Dios hace las cosas bien, y cuando me nombraron director del Colegio Salesiano de La Cuesta me puso a tiro la amistad con la entonces directora del Colegio Nazaret de Los Realejos: Mónica Ferré. En algunos diálogos y visitas aprendí que innovar no es más que dar respuestas a los chicos que tenemos en nuestros centros. Así que lo repetiré siempre. En el origen de los primeros pasos de nuestro colegio han estado estas Madres a las que la educación española debe mucho. 
El primer gran elemento que se palpa al visitar estos colegios es la valentía de los promotores de un proyecto que ilusiona. Para poder dar respuestas con altas dosis de creatividad es necesario mucho coraje. No tener miedo al fracaso y concebir el colegio como un espacio de creación. Un verdadero laboratorio pedagógico donde la educación se va haciendo así misma. 
En lo arquitectónico, en el caso de ambos colegios, no son grandes espacios. Sin embargo, han sabido reorganizar y crear entornos adaptados al estilo de educación que allí se da. Cada rincón está pensado para un fin. No se desaprovecha ningún lugar.
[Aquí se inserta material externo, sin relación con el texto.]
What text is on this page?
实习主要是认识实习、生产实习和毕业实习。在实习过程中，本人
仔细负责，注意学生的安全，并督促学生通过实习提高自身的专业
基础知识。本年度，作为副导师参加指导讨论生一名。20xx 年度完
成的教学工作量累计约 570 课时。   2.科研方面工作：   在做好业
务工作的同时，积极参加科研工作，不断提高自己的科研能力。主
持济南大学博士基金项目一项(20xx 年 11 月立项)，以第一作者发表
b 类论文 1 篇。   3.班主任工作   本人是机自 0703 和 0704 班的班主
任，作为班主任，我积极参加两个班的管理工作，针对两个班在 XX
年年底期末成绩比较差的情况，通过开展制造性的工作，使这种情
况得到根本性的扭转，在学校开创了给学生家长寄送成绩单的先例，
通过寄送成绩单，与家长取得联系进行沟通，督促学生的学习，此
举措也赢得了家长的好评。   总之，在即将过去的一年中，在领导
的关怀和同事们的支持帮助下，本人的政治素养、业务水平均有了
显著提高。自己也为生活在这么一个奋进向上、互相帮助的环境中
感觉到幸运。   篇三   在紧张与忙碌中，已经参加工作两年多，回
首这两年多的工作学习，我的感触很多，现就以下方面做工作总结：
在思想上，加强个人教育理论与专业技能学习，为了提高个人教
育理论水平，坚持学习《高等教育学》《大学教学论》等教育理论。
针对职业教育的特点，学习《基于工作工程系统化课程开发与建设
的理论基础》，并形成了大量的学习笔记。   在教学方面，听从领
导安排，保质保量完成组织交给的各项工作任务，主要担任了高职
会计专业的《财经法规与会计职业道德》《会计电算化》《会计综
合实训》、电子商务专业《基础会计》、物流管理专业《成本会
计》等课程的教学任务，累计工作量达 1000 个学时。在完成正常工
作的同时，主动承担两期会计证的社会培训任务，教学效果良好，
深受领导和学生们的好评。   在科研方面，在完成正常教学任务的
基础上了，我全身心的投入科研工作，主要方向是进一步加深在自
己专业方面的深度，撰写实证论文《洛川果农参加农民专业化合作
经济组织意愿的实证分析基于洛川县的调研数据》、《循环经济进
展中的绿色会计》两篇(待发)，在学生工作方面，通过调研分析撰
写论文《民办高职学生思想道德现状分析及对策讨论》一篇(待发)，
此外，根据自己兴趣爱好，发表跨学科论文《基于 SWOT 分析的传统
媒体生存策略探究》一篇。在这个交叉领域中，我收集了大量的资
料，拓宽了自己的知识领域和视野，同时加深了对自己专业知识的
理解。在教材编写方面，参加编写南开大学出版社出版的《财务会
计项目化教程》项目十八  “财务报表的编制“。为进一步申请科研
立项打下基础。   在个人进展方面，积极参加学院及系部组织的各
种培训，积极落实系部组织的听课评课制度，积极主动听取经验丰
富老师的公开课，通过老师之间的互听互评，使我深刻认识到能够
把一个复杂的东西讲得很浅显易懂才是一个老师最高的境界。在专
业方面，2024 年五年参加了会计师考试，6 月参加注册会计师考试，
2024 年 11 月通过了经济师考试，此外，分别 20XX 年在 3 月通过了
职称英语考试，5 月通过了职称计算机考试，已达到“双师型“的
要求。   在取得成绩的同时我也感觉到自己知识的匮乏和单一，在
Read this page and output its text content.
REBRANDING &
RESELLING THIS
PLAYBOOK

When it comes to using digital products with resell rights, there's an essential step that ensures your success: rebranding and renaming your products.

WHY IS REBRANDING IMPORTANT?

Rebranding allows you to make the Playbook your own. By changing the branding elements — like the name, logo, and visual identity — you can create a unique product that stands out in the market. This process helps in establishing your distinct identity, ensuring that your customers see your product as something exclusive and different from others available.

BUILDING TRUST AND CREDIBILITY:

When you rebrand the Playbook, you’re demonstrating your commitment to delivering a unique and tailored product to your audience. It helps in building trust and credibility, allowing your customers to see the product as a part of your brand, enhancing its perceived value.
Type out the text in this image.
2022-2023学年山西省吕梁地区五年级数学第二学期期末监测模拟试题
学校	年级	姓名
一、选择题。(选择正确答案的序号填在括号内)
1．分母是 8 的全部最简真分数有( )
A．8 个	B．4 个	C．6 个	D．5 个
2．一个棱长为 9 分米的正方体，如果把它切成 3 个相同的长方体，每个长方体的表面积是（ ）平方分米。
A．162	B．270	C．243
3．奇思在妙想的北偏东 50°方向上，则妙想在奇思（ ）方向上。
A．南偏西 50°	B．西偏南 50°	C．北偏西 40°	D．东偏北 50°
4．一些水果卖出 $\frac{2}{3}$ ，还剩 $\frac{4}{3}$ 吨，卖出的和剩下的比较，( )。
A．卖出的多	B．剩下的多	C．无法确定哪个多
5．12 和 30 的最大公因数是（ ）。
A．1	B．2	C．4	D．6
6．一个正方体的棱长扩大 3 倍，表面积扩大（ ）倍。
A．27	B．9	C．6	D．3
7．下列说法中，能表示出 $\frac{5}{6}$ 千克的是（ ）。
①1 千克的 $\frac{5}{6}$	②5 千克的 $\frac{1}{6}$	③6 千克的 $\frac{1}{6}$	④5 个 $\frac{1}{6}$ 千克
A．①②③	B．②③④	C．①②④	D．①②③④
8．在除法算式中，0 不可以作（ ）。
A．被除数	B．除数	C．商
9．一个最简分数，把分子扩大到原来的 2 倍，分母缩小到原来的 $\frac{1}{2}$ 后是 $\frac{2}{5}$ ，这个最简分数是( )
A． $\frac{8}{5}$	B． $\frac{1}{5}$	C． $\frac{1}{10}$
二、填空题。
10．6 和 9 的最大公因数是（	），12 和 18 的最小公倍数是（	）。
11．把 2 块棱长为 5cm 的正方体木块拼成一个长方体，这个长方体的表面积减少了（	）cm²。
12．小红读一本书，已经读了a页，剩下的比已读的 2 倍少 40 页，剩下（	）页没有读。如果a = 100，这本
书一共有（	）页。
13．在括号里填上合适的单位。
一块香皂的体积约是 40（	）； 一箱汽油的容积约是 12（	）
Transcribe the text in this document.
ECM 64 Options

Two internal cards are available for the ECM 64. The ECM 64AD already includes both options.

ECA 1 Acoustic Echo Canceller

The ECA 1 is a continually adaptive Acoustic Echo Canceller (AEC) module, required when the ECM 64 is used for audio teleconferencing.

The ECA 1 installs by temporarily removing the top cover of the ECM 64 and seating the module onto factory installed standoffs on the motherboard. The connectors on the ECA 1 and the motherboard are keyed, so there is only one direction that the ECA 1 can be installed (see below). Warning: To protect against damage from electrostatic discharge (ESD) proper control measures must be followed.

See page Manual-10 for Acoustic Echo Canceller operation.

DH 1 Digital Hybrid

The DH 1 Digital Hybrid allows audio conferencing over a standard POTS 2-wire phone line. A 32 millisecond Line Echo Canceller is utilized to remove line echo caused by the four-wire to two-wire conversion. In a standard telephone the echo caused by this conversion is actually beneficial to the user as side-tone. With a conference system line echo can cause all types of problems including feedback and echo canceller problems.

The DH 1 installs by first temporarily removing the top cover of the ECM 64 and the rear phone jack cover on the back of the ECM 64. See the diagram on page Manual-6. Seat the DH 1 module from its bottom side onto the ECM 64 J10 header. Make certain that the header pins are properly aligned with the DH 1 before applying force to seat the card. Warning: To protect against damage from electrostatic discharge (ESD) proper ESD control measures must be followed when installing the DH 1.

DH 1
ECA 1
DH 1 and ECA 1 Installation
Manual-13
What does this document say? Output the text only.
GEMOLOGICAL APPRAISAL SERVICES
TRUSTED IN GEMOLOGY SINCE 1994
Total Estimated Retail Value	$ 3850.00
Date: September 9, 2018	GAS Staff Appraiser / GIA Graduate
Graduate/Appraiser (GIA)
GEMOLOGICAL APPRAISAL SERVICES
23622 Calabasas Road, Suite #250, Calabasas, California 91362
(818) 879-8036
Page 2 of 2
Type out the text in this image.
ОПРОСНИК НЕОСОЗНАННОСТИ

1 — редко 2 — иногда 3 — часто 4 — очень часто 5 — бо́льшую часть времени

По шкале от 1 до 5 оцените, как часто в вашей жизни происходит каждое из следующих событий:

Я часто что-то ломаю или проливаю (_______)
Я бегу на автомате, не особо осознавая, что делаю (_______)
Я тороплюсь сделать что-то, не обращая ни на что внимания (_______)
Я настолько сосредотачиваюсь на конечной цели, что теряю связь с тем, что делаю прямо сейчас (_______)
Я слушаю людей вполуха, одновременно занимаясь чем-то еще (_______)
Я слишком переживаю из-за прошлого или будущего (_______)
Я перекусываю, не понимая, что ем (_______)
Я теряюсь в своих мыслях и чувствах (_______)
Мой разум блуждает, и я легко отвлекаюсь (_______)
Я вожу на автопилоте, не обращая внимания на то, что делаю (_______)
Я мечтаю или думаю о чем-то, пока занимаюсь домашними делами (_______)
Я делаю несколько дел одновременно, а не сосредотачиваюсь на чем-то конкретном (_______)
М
El mobiliario, al igual que los espacios, están pensados para el trabajo en cooperativo, para los proyectos… Desde luego, están pensados para los chicos de hoy. 
Si en el artículo anterior comentábamos el silencio reinante en el Colegio Santa María La Blanca, aquí se da todo lo contrario. Los alumnos hablan. Hay interacción, se comunican, trabajan en cooperativo. 
Al comenzar la jornada en el Col legi Mare de Déu dels Angels nos obsequiaron con una Asamblea donde estaban todos los chicos P4-P6 de la etapa de infantil. Lo cooperativo estaba presente en los profesores que compartían sus cualidades. Este esquema se repite siempre. Los profesores trabajan en cooperativo y comparten en todo momento. 
Si has leído la obra de H. Gadner sobre las inteligencias múltiples y quieres verla en acción, te recomiendo que visites alguno de estos colegios. Prácticamente en jornada y media de visita pude ver todas las inteligencias trabajadas por los alumnos. 

Los proyectos de aprendizaje servicio (APS) de los que ya habíamos tomado buena nota ayudan a vivir el compromiso cristiano y el voluntariado social. El musical que realizan todos los alumnos de cuarto de secundaria y que preparan durante largo tiempo, fortalece el sentido de grupo y hace crecer la confianza en sí mismo. 
La cultura de centro está clara en todo lo que se observa, no hay disonancia. Los elementos claves del proyecto educativo son los mismo y se pueden respirar por todas partes. El Colegio entero es un libro que nos habla de sus principios pedagógicos. 

One comment

  1. Observar y aprender de otros … y dejarse “ver” . Es una pena que los colegios “algunos” y “a veces” no sean más lugares abiertos , donde el conocimiento fluya y se comparta de forma creativa. Excelente iniciativa!!!!